Motif-2-12.7B-Reasoning: A Practitioner's Guide to RL Training Recipes
This provides a competitive open model and practical training blueprint for practitioners aiming to scale reasoning capabilities under realistic compute constraints, though it is incremental as it builds on existing methods like SFT and RLFT.
The paper tackles the problem of model collapse and training instability in adapting language models for complex reasoning and long-context understanding, resulting in Motif-2-12.7B-Reasoning, a 12.7B parameter model that achieves performance comparable to larger models across mathematics, coding, and agentic benchmarks.
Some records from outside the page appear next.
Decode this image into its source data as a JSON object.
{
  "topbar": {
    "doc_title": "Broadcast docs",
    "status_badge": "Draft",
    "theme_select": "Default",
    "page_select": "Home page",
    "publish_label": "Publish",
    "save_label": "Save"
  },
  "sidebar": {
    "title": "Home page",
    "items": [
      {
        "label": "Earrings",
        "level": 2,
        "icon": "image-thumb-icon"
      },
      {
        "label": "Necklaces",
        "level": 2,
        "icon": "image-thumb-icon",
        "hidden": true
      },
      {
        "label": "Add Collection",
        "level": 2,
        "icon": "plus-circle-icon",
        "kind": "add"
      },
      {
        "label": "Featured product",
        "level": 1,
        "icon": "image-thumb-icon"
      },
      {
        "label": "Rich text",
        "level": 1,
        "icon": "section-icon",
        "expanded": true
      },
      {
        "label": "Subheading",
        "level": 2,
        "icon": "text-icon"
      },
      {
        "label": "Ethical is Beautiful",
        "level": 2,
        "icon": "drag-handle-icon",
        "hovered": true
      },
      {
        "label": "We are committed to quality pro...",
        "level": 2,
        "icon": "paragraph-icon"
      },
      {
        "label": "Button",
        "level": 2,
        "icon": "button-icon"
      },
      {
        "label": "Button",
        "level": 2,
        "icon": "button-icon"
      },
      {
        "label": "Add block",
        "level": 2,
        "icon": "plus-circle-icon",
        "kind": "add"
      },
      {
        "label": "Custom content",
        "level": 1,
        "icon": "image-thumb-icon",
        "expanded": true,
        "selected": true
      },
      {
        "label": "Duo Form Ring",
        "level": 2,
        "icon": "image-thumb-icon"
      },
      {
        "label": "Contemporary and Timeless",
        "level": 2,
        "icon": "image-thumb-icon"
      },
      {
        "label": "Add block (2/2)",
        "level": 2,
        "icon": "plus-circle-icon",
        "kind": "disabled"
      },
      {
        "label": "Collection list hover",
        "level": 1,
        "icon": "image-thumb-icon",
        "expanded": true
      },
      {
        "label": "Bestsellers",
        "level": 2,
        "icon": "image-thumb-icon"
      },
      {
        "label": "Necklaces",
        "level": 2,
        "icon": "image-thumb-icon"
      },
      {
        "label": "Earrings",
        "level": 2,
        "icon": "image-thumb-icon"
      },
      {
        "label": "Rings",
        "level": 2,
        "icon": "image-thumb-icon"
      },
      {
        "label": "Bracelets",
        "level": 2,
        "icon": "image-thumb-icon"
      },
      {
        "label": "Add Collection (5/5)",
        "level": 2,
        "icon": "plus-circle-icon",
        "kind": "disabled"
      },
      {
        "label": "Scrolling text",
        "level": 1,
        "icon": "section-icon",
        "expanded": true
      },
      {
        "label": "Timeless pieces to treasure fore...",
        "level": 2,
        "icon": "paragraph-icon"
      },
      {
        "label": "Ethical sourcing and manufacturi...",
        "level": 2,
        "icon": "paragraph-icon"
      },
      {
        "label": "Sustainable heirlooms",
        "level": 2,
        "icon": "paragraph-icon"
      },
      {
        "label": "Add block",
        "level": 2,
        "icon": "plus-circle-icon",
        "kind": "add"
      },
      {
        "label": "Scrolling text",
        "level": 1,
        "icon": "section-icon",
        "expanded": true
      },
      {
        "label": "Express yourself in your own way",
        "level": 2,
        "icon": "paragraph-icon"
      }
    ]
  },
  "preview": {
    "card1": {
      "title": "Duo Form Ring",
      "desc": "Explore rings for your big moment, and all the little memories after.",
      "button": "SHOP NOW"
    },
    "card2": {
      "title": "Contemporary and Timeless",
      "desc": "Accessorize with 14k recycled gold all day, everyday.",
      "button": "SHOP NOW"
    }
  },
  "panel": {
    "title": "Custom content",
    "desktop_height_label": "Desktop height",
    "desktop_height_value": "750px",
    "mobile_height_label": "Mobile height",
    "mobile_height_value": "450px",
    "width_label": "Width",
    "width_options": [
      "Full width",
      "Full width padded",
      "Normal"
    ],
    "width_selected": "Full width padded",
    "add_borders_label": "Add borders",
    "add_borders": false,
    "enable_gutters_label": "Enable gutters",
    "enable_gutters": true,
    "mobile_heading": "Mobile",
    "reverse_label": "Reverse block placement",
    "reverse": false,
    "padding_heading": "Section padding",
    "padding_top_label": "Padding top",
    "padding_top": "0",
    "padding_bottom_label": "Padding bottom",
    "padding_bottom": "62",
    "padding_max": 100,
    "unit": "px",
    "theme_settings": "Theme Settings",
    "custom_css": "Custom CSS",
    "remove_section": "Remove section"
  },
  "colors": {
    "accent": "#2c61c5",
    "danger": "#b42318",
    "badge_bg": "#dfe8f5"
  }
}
We introduce Motif-2-12.7B-Reasoning, a 12.7B parameter language model designed to bridge the gap between open-weight systems and proprietary frontier models in complex reasoning and long-context understanding. Addressing the common challenges of model collapse and training instability in reasoning adaptation, we propose a comprehensive, reproducible training recipe spanning system, data, and algorithmic optimizations. Our approach combines memory-efficient infrastructure for 64K-token contexts using hybrid parallelism and kernel-level optimizations with a two-stage Supervised Fine-Tuning (SFT) curriculum that mitigates distribution mismatch through verified, aligned synthetic data. Furthermore, we detail a robust Reinforcement Learning Fine-Tuning (RLFT) pipeline that stabilizes training via difficulty-aware data filtering and mixed-policy trajectory reuse. Empirical results demonstrate that Motif-2-12.7B-Reasoning achieves performance comparable to models with significantly larger parameter counts across mathematics, coding, and agentic benchmarks, offering the community a competitive open model and a practical blueprint for scaling reasoning capabilities under realistic compute constraints.